Oh, Sandburg, you are lying now.  “I don’t.”


“You don’t what?”

“Have to deal with issues like that—not in the way you mean.  That’s not my job.  I catch them and a judge and jury put them away.”


“But what about when a vicious criminal gets off on a technicality?  Don’t you get mad because justice wasn’t served?”


“Of course I get mad!  But I don’t go out and shoot the criminal to even things up.  It doesn’t work that way.  We keep a close eye on him and try harder to make something stick next time.  Why are you asking me stuff like this?”


“I’m just curious.  You know, how cops think and all.  What if the crook was really a good guy and he was…oh, say, stealing something and he had a good reason.  Like stealing medicine, or something that should’ve been his in the first place.”

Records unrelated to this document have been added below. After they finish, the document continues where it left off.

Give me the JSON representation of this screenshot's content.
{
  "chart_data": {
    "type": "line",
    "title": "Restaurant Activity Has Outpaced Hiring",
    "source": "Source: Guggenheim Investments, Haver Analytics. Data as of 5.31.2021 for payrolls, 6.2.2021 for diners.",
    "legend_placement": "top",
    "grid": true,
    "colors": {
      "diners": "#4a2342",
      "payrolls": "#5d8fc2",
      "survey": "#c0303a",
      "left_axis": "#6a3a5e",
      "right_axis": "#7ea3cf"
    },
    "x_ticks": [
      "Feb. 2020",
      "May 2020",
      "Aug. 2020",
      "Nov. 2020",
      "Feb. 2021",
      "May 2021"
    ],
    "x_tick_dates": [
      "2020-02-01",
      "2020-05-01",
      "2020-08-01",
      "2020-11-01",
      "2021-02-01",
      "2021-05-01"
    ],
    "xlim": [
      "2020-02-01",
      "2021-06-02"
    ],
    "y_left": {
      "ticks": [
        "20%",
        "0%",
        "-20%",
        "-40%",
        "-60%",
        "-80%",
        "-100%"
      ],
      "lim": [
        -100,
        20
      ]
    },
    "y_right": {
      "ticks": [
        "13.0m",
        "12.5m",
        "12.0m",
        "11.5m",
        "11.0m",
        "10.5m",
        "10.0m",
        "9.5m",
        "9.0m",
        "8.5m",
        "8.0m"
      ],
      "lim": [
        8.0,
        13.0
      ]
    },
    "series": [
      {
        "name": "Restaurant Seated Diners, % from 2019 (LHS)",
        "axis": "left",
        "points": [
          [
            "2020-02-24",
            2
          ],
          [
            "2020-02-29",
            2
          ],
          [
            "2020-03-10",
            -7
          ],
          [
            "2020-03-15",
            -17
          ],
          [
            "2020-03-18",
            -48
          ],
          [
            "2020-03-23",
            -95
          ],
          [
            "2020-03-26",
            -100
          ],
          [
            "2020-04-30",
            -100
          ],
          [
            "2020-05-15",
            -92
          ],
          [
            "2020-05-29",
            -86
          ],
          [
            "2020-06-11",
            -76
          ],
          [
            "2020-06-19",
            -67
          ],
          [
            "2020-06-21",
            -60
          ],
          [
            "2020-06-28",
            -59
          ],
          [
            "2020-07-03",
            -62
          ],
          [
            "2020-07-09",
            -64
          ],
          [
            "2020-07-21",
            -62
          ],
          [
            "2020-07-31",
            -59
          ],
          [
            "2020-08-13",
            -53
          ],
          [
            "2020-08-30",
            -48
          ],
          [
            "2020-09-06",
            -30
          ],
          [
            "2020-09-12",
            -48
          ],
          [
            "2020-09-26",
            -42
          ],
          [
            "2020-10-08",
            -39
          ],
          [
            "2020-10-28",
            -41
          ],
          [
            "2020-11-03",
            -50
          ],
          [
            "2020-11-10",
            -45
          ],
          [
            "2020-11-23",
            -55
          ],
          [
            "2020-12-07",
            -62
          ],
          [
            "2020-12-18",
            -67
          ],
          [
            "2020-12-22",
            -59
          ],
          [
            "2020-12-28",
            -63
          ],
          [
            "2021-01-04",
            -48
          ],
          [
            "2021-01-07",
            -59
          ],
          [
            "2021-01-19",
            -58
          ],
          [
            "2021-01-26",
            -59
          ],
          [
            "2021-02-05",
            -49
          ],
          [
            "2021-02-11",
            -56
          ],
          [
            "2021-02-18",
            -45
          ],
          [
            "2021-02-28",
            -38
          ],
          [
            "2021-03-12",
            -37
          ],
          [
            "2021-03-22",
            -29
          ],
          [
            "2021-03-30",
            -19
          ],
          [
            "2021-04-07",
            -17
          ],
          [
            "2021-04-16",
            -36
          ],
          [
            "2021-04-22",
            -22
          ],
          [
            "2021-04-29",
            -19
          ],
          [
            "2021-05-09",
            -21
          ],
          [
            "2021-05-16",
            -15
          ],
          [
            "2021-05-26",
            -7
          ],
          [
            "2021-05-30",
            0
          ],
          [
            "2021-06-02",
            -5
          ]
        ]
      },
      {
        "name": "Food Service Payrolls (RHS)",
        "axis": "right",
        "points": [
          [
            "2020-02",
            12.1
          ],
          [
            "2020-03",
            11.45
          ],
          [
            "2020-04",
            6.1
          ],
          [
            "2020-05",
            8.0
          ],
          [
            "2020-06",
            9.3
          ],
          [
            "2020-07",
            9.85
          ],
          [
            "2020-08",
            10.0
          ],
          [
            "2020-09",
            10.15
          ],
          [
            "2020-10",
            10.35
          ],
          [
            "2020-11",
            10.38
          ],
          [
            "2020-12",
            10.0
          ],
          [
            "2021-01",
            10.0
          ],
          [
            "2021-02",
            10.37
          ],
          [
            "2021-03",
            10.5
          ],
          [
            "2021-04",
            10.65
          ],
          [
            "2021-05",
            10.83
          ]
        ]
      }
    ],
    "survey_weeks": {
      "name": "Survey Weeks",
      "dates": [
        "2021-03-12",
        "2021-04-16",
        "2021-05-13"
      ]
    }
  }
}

“Still not my call.  If what he’s doing is illegal, it’s my job to bring him in.”


“But what if it’s a friend, or even a friend who’s a cop?”


“Then I really have to bring him in.”


“But what about loyalty?”


“Look.  If a cop turned criminal, he shouldn’t expect any loyalty from the rest of us on the force.  He’s the one that betrayed us, not the other way around.  A real friend wouldn’t put another friend in a position like that in the first place.  I know some guys who’d expect you to back them up no matter what, but that’s the ‘Good Old Boy Network’ mentality.  I don’t subscribe to that.  And I know Simon certainly doesn’t.”  He listened to the sound of Blair’s heartbeat pounding in his chest.  “Sandburg.  Are you in some kind of trouble?”




Well that much was true.  “Does this have anything to do with the reason why you’re so obsessed with that Interpol list?”


“No.  Why would you say that?” 


“You’re a terrible liar, Sandburg.”  Jim got up and headed for his room.  “It’s late and I’m tired of playing twenty-questions.  Let me know when you have something you really want to tell me.  By the way, it’s your turn to do the dishes and clean up.”


Blair took his time cleaning up.  He had some thinking to do.  Besides, he didn’t think he’d be able to sleep much anyway.